As of June 1, new legislation states that it is permissible for the tenant to pay a fee, or to enter into a third-party contract that attaches a fee if it’s given as a genuine and reasonable alternative to compliance with a requirement in the tenancy. In a working example, a tenant provides a tenancy deposit (which is an authorised payment) with the option to enter into a paid deposit replacement scheme (at their own expense) if preferred.
One of the more complex aspects of the Tenant Fees Act concerns the calculation and collection of holding deposits. For example, unless an extended timetable is agreed in writing by both parties, all holding deposits should be refunded no later than seven days from the commencement of the tenancy. In the event that the applicant/client is not granted a tenancy, the holding deposit must be refunded no later than seven days after the decision is reached.
Exceptions apply, should it be discovered that the prospective tenant submitted inaccurate, incorrect or deliberately misleading information as part of the application process. The seven-day refund rule is not applicable when the tenant withdraws from the perspective tenancy before it is granted. Likewise, the new rules do not apply in instances where a tenant is declined tenancy on the grounds of their immigration status.
In all instances, landlords and letting agents are advised to exercise extreme caution, should they wish to withhold a holding deposit beyond the seven-day allotted period. Unless there is a clear case for which evidence can be provided, it may be considered a prohibited payment and lead to sanctions being imposed.
There are a handful of notable discrepancies between official government guidance and the terms outlined in the new Tenant Fees Act. One example of which being a questionable prohibition in the government guidance, which states that a tenancy agreement must not contain a clause requiring damages to be paid on the part of the tenant upon breaching the tenancy agreement. Whereas the Act makes it clear that collecting damages from tenants in the event of a breach of contract is permitted.
In addition, government guidance also states that a letting agent or landlord cannot continue to advertise a property publicly, after collecting a holding deposit from a prospective tenant. This completely contradicts the terms of the Act, which state that there are no restrictions imposed on the landlord or agent’s authorisation to market their property for up to 14 days after receiving a holding deposit. However, the agreement signed when collecting the holding deposit must state clearly the intention to continue advertising the property.
Trading Standards will enforce the rules of the new Tenant Fees Act and enforce penalties and fines where necessary. The first offence committed by a letting agent or landlord is considered a civil matter, with a maximum penalty payable of £5,000. The decision to appeal would take the case to the First Tier Tribunal.

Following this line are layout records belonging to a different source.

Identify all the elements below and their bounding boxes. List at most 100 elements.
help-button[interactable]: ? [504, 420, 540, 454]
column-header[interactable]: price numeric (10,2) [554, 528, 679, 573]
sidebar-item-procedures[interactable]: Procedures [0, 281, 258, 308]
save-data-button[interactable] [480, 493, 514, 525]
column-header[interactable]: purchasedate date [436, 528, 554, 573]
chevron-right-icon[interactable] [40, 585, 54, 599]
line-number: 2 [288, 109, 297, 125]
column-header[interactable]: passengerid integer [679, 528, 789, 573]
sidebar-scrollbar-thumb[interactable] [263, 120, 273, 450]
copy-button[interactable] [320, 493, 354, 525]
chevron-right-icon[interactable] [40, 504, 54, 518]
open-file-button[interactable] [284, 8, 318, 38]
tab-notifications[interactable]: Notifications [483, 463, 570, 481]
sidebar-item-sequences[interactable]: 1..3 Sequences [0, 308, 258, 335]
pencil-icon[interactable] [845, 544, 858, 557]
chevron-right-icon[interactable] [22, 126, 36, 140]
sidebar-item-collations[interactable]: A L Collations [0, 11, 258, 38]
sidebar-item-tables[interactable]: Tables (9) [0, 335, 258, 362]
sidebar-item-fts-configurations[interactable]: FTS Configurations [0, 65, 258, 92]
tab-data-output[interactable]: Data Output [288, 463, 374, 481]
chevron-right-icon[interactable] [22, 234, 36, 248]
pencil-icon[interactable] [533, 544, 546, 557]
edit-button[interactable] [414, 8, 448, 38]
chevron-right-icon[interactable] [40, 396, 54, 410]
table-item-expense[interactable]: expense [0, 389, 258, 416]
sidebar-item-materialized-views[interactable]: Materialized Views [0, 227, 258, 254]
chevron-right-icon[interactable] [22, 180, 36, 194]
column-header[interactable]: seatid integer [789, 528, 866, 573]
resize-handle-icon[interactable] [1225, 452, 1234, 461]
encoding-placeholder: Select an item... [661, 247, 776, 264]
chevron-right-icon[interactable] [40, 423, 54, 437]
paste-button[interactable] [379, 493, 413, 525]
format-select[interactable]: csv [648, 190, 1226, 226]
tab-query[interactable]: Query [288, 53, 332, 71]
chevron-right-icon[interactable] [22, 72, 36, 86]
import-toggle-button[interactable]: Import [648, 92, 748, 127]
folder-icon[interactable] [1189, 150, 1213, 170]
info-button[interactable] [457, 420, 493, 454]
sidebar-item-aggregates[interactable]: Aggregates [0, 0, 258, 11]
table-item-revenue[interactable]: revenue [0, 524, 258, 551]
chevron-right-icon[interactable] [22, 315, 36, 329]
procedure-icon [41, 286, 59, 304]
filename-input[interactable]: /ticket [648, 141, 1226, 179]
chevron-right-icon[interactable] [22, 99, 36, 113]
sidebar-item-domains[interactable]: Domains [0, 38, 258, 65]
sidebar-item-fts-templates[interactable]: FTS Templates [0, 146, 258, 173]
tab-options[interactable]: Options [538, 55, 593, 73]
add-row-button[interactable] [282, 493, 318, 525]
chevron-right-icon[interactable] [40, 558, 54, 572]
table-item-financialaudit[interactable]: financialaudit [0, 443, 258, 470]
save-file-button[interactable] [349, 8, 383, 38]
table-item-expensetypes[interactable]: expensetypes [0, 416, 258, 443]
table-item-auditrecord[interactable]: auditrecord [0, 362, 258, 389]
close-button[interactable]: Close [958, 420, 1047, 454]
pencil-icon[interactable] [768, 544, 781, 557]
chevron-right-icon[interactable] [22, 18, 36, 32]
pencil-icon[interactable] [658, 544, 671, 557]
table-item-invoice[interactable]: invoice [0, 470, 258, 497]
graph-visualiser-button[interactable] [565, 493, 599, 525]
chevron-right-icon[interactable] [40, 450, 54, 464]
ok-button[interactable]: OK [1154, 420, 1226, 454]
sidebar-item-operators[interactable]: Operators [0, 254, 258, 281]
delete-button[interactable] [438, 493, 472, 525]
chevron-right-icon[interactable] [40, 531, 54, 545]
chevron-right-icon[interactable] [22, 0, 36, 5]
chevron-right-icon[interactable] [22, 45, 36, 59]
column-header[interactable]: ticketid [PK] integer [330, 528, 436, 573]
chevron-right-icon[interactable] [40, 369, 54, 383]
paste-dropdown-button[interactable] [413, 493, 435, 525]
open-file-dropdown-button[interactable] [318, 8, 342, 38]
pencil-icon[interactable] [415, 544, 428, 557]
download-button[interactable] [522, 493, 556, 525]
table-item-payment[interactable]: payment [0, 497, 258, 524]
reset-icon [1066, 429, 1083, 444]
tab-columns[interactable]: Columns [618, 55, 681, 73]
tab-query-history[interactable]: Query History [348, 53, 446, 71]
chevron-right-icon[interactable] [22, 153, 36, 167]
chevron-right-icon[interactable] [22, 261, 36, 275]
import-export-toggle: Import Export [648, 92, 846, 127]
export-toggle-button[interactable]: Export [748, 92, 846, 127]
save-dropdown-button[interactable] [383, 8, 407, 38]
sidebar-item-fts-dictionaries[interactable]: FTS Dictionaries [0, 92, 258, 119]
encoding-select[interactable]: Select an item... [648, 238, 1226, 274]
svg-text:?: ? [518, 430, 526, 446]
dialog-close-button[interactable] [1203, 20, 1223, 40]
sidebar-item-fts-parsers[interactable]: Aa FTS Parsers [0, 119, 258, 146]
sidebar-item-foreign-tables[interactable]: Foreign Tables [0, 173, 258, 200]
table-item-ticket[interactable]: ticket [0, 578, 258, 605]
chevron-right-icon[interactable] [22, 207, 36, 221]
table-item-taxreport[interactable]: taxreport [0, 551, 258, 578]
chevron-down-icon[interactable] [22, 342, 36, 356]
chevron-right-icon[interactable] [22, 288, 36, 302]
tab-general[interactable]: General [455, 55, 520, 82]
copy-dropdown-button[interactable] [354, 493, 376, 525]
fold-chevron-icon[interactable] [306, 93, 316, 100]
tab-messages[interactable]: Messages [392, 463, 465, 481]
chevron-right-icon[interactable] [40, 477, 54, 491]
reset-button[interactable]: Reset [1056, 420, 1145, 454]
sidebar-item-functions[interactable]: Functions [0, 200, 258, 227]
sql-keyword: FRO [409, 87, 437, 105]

Repeat offenders – i.e. landlords and letting agents who break the rules within five years of a previous penalty – will be liable for criminal punishment. Trading Standards is authorised to issue fines up to a maximum of £30,000 and can direct cases to the magistrates’ court. Should the landlord or letting agent be successfully prosecuted, they may face an unlimited fine and could be temporarily or permanently prohibited from letting properties. Company directors may also be prosecuted if it is determined that the offence was committed either with their consent or knowledge.
Agents and landlords are therefore urged to tread carefully and to ensure they fully understand their legal position, should an issue regarding payment in either direction be encountered.